Tomboy (Céline Sciamma, 2011)

Tomboy (id.)
di Céline Sciamma – Francia 2011
con Zoé Héran, Malonn Lévana
***

Visto al cinema Eliseo, con Costanza.

Il termine tomboy può essere tradotto con "maschiaccio", ed è proprio quello che è la giovane Laure: dieci anni, taglio di capelli corti, canottiera e scarpe da tennis, alle bambole preferisce il calcio e la lotta con gli altri maschietti, e ai nuovi amici – si è appena trasferita con la famiglia in un altro quartiere – dice appunto di chiamarsi Michaël. In questa sorta di "gioco di ruolo", giunge addirittura al punto di infilarsi nel costume da bagno un finto pene, fatto di plastilina, per ingannare meglio gli altri bambini. Tutt'altro che scabrosa, questa pellicola delicata e minimalista affronta il tema dell'ambiguità sessuale da un punto di vista decisamente infantile (gli adulti, a parte l'intervento della madre della protagonista nel finale, sono quasi assenti – come nei "Peanuts" – o non si rendono conto della situazione: eppure i genitori di Laure vedono bene come si veste e come si comporta! Ma in fondo sono loro stessi ad avallarla, come il padre che – forse spinto dal desiderio di trovare nella figlia quel figlio maschio che non ha – beve con lei la birra e vorrebbe insegnarle a giocare a poker). In questo tipo di film si corre sempre il rischio di ritrarre bambini che sembrano più maturi della loro età: ma la trappola è schivata per merito dell'approccio leggero e dalla nonchalance con cui gli argomenti sono trattati.

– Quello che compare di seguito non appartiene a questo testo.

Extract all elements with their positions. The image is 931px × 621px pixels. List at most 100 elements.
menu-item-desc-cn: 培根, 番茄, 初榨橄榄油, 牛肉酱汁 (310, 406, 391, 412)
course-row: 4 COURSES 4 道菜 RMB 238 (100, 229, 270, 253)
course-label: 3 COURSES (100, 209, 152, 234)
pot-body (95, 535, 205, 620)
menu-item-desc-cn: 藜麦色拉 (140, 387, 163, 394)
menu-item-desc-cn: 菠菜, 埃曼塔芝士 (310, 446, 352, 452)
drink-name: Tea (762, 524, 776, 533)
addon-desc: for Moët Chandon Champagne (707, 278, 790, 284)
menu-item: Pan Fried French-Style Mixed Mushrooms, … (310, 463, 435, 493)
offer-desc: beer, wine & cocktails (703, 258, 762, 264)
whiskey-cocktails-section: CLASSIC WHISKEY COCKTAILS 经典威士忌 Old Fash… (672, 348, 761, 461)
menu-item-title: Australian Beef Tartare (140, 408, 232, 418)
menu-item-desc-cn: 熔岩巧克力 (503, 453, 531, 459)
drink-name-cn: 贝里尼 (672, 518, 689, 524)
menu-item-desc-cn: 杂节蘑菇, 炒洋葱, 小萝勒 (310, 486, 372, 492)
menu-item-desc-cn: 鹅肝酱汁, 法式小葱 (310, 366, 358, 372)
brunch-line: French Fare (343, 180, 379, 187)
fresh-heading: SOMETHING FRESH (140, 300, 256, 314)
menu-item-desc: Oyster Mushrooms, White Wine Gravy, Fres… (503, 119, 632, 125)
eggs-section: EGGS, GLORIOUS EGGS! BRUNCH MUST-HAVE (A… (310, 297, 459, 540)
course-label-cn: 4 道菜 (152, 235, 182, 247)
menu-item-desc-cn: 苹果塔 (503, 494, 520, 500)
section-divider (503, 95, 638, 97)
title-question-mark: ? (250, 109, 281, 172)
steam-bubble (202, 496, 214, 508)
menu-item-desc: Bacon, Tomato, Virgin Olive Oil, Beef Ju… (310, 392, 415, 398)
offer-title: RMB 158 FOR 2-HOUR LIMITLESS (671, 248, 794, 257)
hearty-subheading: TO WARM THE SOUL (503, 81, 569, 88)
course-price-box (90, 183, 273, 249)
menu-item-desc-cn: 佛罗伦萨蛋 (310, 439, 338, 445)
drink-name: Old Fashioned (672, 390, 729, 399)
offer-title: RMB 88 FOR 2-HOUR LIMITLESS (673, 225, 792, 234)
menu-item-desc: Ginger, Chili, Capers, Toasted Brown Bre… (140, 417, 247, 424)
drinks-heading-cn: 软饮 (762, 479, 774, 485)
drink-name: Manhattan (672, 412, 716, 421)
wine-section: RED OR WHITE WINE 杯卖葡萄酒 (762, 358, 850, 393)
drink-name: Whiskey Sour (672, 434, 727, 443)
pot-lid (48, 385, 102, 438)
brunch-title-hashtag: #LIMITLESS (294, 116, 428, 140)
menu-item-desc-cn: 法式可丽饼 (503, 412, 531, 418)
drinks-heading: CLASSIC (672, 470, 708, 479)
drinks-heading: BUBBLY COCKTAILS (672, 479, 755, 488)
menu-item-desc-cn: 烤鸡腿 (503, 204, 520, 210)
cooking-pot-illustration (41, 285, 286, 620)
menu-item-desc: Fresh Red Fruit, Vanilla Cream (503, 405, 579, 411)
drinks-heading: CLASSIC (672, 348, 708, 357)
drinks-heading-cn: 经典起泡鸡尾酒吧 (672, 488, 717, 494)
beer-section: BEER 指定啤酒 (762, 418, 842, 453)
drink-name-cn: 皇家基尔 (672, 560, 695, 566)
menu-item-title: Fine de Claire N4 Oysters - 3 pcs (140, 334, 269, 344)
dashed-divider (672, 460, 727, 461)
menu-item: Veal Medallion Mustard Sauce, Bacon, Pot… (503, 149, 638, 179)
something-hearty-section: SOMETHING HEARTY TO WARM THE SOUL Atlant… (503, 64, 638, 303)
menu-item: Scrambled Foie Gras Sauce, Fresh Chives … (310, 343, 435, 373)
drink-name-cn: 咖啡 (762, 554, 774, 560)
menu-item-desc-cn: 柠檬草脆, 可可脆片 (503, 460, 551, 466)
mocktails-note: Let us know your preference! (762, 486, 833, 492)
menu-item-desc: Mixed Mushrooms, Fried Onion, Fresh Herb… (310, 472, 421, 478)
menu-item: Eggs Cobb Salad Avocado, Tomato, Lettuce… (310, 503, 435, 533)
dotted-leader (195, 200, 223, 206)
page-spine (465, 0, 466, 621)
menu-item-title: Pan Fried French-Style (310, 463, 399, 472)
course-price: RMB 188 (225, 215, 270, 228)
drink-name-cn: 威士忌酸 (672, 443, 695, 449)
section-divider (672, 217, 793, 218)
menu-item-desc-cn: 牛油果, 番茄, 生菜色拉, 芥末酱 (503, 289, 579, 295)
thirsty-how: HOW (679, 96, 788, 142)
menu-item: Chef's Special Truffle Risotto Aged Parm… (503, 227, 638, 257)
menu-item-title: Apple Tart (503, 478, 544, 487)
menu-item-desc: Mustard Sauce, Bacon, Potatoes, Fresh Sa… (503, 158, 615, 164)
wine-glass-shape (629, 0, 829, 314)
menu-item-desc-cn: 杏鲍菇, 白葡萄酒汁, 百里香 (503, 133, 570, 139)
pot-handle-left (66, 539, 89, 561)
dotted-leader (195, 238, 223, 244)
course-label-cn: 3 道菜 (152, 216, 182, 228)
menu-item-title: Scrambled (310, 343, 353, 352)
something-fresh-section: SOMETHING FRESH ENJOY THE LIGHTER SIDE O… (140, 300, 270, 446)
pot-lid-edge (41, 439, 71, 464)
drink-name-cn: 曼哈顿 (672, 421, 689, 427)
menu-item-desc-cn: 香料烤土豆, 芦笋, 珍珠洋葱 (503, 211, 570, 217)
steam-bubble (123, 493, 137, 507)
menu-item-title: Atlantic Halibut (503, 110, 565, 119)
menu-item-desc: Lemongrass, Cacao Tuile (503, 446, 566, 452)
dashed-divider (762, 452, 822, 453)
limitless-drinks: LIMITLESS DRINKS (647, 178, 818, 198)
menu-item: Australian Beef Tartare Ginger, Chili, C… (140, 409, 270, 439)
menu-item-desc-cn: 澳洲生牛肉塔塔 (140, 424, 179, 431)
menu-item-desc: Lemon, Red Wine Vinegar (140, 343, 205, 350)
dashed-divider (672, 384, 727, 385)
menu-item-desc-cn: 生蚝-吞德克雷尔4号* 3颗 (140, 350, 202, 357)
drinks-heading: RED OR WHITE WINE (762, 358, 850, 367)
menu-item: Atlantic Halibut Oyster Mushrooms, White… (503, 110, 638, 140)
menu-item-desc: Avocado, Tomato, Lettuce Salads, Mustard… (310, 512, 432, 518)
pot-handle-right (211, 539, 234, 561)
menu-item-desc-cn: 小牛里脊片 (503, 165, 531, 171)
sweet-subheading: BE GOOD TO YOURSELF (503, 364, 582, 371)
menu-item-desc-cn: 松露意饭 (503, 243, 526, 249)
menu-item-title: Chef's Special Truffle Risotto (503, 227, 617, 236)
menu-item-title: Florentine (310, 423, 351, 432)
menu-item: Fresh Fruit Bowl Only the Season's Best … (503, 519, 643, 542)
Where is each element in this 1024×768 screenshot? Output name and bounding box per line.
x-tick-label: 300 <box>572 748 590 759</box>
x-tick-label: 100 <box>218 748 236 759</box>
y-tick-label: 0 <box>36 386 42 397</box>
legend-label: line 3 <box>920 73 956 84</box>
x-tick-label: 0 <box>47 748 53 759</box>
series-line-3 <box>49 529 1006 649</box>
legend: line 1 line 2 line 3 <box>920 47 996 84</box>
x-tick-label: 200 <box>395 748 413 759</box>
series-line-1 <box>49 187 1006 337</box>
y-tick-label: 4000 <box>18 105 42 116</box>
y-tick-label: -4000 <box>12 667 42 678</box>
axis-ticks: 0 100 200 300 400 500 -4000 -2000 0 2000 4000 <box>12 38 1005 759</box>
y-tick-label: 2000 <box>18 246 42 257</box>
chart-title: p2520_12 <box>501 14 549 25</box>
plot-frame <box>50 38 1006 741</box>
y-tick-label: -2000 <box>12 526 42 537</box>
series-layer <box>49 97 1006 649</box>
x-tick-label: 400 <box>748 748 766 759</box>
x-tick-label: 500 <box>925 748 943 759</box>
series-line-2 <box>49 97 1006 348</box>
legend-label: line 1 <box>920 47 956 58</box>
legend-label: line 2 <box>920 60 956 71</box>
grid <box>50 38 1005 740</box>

Oltre all'androgina Zoé Héran, convincono un po' tutti i piccoli attori: a cominciare dalla simpatica sorellina minore, la furbissima Jeanne (Malonn Lévana; sei anni), che a sua volta si diverte a partecipare al "gioco", ma anche l'intensa Lisa (Jeanne Disson), unica compagna di giochi di sesso femminile di Laure/Michaël, di cui si innamora e alla quale nel bel finale spetta il compito di far ripartire la relazione su basi più solide e sincere ("Allora, qual è il tuo vero nome?"). La regista è al suo secondo lungometraggio: anche il primo ("Naissance des pieuvres" del 2007, mai uscito in Italia) affrontava temi simili, anche se in quel caso la maggiore età delle protagoniste favoriva una più approfondita analisi psicologica.